Accordingly, the Appellate Body ruled that the EU's "Anti-dumping Basic Regulations" concerning the "separate tax rate treatment" for "non-market economy" exporters itself is not in conformity with the relevant provisions of the "Anti-Dumping Agreement," and its application to the fastener case itself Does not comply with the provisions of the Anti-Dumping Agreement.

At this point, the decision of the Appellate Body showed that the EU's "Basic Anti-dumping Regulations" not only violated the WTO's Anti-Dumping Agreement, but also did not have the legal basis for China to participate in the WTO Protocol.

The Enlightenment of the Determination of Fastener Case The determination of the fastener case is a major victory for China in the settlement of the WTO dispute.

First of all, the multilateral mechanism of the WTO has solved the problem of "separate tax rates" that we have not resolved in bilateral relations for decades. The Appellate Body ruled that the EU's "Anti-dumping Basic Regulations" violates the WTO's "Anti-Dumping Agreement," and the EU must revise its own laws. This helps eliminate discriminatory laws and practices for Chinese exporters in Europe and the United States and is conducive to the anti-dumping and responding actions of Chinese exporters. Safeguard China's legitimate trade interests.

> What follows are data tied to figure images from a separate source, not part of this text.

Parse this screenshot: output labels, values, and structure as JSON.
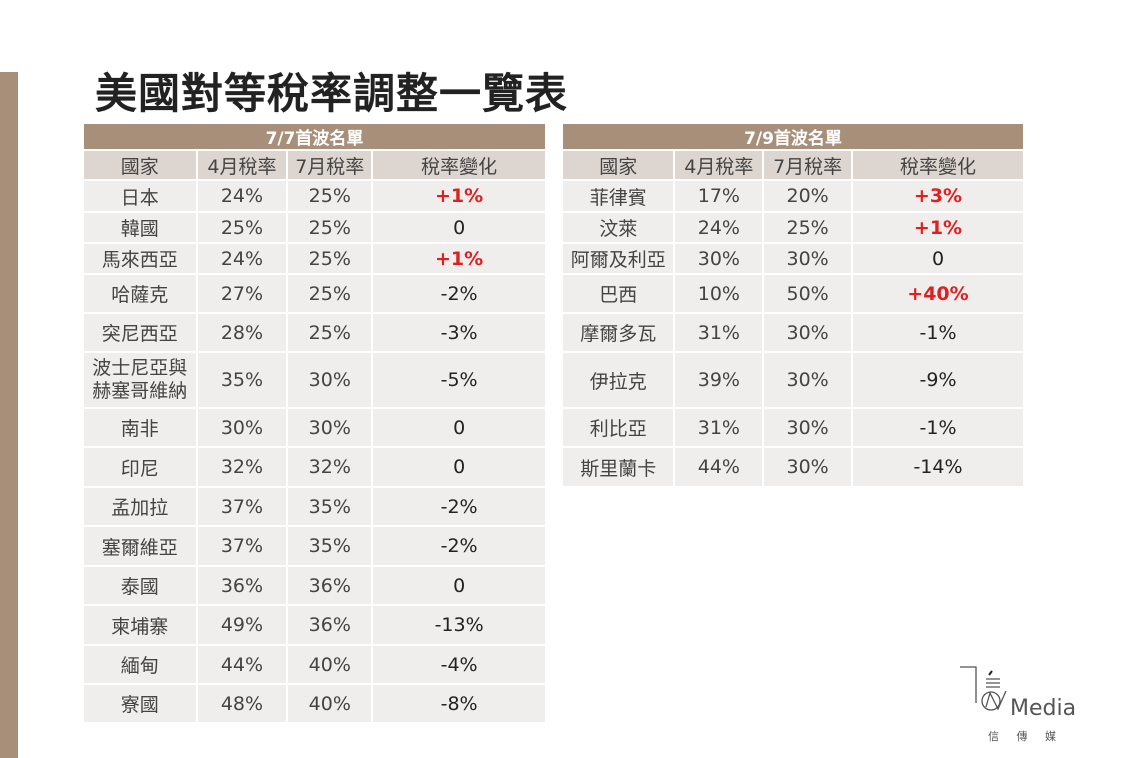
{
  "title": "美國對等稅率調整一覽表",
  "columns": [
    "國家",
    "4月稅率",
    "7月稅率",
    "稅率變化"
  ],
  "accent_color": "#a88f7a",
  "increase_color": "#e02020",
  "left": {
    "caption": "7/7首波名單",
    "rows": [
      [
        "日本",
        "24%",
        "25%",
        "+1%"
      ],
      [
        "韓國",
        "25%",
        "25%",
        "0"
      ],
      [
        "馬來西亞",
        "24%",
        "25%",
        "+1%"
      ],
      [
        "哈薩克",
        "27%",
        "25%",
        "-2%"
      ],
      [
        "突尼西亞",
        "28%",
        "25%",
        "-3%"
      ],
      [
        "波士尼亞與\n赫塞哥維納",
        "35%",
        "30%",
        "-5%"
      ],
      [
        "南非",
        "30%",
        "30%",
        "0"
      ],
      [
        "印尼",
        "32%",
        "32%",
        "0"
      ],
      [
        "孟加拉",
        "37%",
        "35%",
        "-2%"
      ],
      [
        "塞爾維亞",
        "37%",
        "35%",
        "-2%"
      ],
      [
        "泰國",
        "36%",
        "36%",
        "0"
      ],
      [
        "柬埔寨",
        "49%",
        "36%",
        "-13%"
      ],
      [
        "緬甸",
        "44%",
        "40%",
        "-4%"
      ],
      [
        "寮國",
        "48%",
        "40%",
        "-8%"
      ]
    ]
  },
  "right": {
    "caption": "7/9首波名單",
    "rows": [
      [
        "菲律賓",
        "17%",
        "20%",
        "+3%"
      ],
      [
        "汶萊",
        "24%",
        "25%",
        "+1%"
      ],
      [
        "阿爾及利亞",
        "30%",
        "30%",
        "0"
      ],
      [
        "巴西",
        "10%",
        "50%",
        "+40%"
      ],
      [
        "摩爾多瓦",
        "31%",
        "30%",
        "-1%"
      ],
      [
        "伊拉克",
        "39%",
        "30%",
        "-9%"
      ],
      [
        "利比亞",
        "31%",
        "30%",
        "-1%"
      ],
      [
        "斯里蘭卡",
        "44%",
        "30%",
        "-14%"
      ]
    ]
  },
  "logo": {
    "text": "Media",
    "sub": "信 傳 媒"
  }
}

Secondly, the Appellate Body’s ruling clarified its understanding of the “China’s Accession to the WTO Protocol.” Europe and the United States have erroneously understood that Article 15 of the Protocol is a stipulation of China’s “non-market economy,” and accordingly discriminates against Chinese exporters and export products. . The Appellate Body unequivocally ruled that Article 15 of the Protocol only deals with the calculation of the “normal value” of Chinese export products in certain circumstances. This article is not an “unrestricted exception” that can treat China differently. It is of great significance for the Appellate Body’s positive hearing to understand and correctly understand the Protocol and strictly implement it. In addition, this is beneficial to the review of those fastener exporters that have been implemented with a single tax rate, using the WTO agreement and the Appellate Body ruling as a weapon, and trying to restore the export of fasteners through reexamination.

Finally, it is a common problem that Western countries impose a single anti-dumping tax rate on China's export enterprises. We should take this opportunity to do a good job of research and actively negotiate, and strive to comprehensively solve the problem of unfair and unfair single tax rates.

However, while we welcome the WTO ruling, we must not take it lightly. Western countries are still at risk of imposing a single tax rate on Chinese companies. In particular, the Appellate Body mentioned in its ruling that if there are multiple exporters that have corporate and structural relationships, such as joint control, mutual shareholding and management, if there is a corporate and structural relationship between the government and the enterprise, such as the existence of joint control, Government shares or government participation in management; if the government controls, directs, or exerts substantive influence on the price and output of the company, importing countries can still treat these companies or groups of companies as single exporters and impose a single anti-dumping tax on them. At the same time, the EU will not stop there, they will certainly make full use of this expression of the Appellate Body, and the challenge will not end here. Therefore, we need to pay close attention to how the EU modifies its inconsistent laws.

Another point we should realize is that the rules of the WTO are based on a market economy. In terms of economic and trade, any policy and practice that violates market economic rules may violate the rules of the WTO. Therefore, we must adhere to reform and opening up, insist on acting in accordance with the laws of market economy, and not leave a handle for the other party to implement a single tax rate.